The crowd was still in the white arena. John was frantic. He needed to win and badly. The crowd was crazy. The lights were blinding. The pretty flashing lights of the machine were its evil eyes intent on the destruction of John. He must defeat it. He could not tire. Move the joystick, slice the demon. The blinding whiteness of the arena transmorphed into a field of battle. John was an angel against the legions of hell, all carrying cranes. It was an army against him, set against a sky of memory of embarrassment and hatred. John was going to be a Savior. He was going to win. Then the scene changed again and he was in a train with a small engine. He thought he could win now. The machine and he were pitted against one another on the top the railcars just like in an Old Western. The scene kept changing. John began to be unsure if he was hunting the machine or if the machine was hunting him. He knew he had lost control. But he had to fight to survive against the tyranny of the machine. He had to fight against how horribly he had run his life. He now was unsure of the enemy, himself or the machine, he could not decide. Now he was scared. He had sunk past his environment of the pizza parlor back to primordia. The fear, the terror, the pain. He only knew he must battle on and on until he reached safety, the safety of love and life and liberty, all enclosed in that magical charm of a red bear.

The manager tapped John on the shoulder. It was the first interruption by the real world since he had begun playing the machine. Little children generally avoided him as they sensed he had broken down. The manager was not so lucky. All at once John left primordia to return to Chucky Cheese, only between the blood and the tears he saw demons with cranes like he saw them in his trance. Everyone was against him, wanted him dead, wanted him to lose. Maybe he would not win but he could not live and lose. There it was, an evil force trying to stop him from victory. John let out a crying scream, like that of a cornered animal that has to fight to the death but realizes that it cannot win. John punched the manager in the throat and knocked him out. He then saw his prize, just beyond the reach in the glass, the prize that he had attempted to procure for so long, for an eternity it seemed. But suddenly, he realized that he had one way out. John picked up a little kid leaving with his parent in one hand, one death grip. The child screamed. The parent screamed. John screamed. But the child did not scream for long. John bashed him into the glass, shattering the barrier between him and his beloved, his idol, his god. He had made the sacrifice of the child to appease the Devil so that he may be allowed to take the Devil's treasure. John jumped in the crane machine, grabbing the generic red bear, but actually less generic than he thought with a talking pull cord. John had won! He had triumphed. For once in his life something went right and he made it happen! But new flashing lights situated on the top of a black and white car now came. But John saw them not. He had collapsed. In retrieving the prize, he had ripped his entire intestinal tract in half on the glass. John collapsed of fatigue, blood loss, and mental distress.

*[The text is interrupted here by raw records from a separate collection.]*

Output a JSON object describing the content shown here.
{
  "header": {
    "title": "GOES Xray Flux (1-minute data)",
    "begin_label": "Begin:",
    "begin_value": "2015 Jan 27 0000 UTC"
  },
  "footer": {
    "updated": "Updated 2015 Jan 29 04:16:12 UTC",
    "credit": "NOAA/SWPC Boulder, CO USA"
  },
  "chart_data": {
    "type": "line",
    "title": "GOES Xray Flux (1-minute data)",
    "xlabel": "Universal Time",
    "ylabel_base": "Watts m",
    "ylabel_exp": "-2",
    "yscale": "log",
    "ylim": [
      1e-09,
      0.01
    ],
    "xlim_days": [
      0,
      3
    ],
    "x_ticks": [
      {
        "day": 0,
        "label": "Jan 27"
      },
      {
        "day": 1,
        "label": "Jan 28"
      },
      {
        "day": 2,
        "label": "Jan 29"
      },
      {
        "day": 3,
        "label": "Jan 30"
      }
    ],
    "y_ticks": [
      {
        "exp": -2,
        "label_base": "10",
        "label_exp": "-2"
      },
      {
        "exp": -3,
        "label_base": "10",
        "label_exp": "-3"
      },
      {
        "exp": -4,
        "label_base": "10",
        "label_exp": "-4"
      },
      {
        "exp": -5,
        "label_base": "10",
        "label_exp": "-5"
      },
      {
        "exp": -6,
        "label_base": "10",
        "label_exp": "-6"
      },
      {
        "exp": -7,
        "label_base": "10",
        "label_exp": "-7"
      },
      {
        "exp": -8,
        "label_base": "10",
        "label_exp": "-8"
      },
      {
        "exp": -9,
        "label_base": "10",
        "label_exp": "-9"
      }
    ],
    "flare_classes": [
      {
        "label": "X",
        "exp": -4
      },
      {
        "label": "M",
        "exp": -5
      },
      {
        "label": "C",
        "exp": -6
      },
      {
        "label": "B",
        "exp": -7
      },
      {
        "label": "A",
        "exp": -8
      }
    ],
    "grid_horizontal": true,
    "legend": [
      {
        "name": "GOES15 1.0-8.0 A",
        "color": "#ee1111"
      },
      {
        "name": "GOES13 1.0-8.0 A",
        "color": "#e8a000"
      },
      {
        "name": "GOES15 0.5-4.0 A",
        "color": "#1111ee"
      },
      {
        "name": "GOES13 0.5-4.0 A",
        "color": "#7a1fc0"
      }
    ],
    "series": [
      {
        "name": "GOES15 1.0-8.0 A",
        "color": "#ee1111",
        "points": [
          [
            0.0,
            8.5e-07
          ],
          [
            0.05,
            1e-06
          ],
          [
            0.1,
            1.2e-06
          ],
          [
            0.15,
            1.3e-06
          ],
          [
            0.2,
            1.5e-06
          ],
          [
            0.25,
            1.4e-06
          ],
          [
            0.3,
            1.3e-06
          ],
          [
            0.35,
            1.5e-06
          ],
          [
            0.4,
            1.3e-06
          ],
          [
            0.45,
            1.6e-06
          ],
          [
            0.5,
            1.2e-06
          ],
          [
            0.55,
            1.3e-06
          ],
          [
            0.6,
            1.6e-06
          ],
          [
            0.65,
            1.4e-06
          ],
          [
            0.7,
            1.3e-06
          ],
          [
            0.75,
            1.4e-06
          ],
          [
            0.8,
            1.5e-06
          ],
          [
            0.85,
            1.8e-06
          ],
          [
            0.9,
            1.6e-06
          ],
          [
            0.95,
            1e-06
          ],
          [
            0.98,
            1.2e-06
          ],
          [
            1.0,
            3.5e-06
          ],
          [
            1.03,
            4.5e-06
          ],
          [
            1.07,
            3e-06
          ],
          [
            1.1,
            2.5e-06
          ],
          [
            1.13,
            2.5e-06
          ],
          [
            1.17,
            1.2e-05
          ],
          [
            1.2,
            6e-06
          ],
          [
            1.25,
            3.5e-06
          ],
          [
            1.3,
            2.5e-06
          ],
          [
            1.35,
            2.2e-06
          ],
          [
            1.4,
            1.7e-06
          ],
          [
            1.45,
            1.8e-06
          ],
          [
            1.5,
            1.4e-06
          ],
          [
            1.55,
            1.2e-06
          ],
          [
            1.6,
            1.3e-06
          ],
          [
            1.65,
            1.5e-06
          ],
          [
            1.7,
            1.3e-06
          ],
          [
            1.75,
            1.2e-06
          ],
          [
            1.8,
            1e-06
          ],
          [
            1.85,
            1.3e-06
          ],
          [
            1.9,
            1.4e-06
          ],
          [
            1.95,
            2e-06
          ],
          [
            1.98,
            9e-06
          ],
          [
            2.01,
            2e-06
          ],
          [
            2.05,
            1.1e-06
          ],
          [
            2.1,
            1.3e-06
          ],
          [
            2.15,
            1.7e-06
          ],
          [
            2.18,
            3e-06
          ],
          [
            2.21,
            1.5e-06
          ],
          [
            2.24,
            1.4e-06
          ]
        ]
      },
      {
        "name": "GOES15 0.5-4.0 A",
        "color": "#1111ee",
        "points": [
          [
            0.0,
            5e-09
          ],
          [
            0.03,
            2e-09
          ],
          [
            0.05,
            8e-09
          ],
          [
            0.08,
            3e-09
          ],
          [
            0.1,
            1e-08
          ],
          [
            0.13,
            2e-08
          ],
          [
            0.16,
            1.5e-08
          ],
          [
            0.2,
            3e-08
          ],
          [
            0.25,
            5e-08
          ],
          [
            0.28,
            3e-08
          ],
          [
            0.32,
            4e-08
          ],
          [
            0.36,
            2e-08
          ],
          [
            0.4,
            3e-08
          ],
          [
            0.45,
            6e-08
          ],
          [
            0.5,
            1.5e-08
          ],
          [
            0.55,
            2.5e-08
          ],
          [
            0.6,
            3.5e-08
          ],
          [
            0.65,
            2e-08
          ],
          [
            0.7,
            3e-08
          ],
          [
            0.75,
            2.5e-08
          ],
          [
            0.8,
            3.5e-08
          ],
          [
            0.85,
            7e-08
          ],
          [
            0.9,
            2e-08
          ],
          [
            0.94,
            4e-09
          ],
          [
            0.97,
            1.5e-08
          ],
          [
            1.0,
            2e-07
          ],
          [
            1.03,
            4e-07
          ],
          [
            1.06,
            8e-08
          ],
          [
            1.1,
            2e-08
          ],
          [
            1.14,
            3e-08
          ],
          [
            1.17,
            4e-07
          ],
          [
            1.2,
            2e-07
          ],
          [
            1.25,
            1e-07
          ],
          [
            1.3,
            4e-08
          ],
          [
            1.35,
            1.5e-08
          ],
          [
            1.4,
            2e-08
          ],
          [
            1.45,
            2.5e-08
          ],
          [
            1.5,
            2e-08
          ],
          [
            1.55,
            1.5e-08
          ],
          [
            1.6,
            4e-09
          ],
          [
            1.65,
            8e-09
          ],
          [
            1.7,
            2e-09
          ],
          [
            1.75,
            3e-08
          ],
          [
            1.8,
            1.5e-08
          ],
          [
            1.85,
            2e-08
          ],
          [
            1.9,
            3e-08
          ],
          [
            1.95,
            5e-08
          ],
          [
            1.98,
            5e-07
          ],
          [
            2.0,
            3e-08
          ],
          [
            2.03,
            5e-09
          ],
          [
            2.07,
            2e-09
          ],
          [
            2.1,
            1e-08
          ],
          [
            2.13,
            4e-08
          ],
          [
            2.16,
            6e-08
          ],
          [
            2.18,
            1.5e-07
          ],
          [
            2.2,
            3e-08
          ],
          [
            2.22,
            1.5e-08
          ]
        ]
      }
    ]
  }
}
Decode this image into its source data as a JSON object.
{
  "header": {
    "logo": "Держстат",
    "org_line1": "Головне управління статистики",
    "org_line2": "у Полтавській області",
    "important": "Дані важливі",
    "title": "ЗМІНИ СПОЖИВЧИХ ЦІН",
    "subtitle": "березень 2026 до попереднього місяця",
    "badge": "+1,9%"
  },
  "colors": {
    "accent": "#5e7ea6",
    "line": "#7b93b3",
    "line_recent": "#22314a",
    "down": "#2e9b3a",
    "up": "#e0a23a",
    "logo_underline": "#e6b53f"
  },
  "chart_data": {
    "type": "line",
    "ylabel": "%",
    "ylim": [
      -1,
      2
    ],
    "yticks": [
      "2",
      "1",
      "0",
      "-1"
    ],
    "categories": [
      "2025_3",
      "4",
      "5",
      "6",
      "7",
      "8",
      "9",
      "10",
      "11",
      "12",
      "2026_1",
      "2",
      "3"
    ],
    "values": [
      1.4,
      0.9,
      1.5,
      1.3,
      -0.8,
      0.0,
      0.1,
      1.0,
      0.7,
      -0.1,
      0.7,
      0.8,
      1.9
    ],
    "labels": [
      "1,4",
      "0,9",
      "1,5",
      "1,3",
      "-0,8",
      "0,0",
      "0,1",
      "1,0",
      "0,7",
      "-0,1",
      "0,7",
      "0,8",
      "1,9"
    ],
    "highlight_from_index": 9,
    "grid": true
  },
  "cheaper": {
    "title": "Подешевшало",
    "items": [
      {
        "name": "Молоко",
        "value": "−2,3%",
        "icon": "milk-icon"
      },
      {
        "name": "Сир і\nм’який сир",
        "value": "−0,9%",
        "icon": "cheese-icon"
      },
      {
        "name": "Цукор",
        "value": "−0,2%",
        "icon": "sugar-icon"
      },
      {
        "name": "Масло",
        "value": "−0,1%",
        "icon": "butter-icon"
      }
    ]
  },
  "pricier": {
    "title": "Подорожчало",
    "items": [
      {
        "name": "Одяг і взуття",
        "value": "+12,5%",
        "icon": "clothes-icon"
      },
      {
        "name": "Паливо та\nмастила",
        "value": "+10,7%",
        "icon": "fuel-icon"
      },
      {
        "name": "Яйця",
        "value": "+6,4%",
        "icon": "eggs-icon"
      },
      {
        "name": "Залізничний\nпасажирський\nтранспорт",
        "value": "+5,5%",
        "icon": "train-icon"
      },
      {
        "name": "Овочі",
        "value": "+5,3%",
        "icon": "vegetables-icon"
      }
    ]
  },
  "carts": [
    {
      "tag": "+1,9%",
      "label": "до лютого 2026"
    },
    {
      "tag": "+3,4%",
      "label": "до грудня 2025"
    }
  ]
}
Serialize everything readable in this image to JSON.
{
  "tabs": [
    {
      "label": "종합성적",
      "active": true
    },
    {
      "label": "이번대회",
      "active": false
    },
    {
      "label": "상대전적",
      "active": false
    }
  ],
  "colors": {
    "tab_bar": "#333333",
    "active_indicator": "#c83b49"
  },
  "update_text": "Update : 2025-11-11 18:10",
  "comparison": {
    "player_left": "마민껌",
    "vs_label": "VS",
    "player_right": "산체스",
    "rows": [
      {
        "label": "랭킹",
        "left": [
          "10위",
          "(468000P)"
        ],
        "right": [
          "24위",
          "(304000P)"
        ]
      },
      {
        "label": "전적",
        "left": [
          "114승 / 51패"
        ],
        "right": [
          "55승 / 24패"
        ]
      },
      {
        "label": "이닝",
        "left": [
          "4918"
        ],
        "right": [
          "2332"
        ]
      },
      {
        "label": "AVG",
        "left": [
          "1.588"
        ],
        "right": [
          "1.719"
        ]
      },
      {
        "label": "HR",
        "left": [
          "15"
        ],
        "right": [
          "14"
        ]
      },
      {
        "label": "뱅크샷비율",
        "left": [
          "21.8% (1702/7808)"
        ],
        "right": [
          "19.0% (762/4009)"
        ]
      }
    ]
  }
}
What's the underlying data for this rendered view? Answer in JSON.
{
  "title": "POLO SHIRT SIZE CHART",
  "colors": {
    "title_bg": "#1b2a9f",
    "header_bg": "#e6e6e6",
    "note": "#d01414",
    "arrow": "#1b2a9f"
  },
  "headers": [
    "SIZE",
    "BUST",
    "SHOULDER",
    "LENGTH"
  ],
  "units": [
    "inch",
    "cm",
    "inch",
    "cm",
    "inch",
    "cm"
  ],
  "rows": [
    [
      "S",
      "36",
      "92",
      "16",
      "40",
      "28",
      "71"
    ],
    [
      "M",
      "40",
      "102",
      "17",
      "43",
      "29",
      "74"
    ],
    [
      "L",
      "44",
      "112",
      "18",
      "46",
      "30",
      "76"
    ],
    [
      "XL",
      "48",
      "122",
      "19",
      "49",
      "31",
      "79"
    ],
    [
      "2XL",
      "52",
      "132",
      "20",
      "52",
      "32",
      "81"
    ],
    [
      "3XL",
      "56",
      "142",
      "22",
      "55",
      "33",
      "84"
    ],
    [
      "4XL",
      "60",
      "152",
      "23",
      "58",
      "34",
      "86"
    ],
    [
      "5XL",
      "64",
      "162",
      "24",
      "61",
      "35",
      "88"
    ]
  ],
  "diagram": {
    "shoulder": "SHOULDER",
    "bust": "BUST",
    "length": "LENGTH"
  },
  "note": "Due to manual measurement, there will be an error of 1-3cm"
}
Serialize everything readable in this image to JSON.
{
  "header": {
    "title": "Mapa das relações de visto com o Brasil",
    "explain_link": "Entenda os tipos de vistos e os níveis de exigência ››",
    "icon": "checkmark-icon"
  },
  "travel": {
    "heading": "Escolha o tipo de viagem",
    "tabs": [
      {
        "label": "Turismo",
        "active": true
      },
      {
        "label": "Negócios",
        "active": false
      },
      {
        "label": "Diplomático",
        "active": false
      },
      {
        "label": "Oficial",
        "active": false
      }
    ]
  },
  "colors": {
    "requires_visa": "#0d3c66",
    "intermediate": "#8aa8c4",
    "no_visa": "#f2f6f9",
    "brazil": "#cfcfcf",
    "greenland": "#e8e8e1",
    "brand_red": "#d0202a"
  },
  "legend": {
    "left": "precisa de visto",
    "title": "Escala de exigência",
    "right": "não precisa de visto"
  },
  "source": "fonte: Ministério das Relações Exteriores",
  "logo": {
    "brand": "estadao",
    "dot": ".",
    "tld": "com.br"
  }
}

John awoke in the hospital informed of his arrest. He had been charged with murder of the second degree. John was rational again. He was going to survive. But his two unfortunate victims had not. It was sad. Next to John though was the red generic pull bear. The nurses had never been able to force him to release his grip; the same grip that had so tenaciously held to the joystick was holding the spoils. Out of curiosity he pulled the chain of the bear. It said: "YOU ARE A WINNER." And so John saw the irony. That red bear was the most expensive bear ever to be produced; it had cost two lives, one term of life imprisonment, one crane machine, and almost 300 dollars. All for one stupid generic red bear that could tell him what he probably wasn't anyway.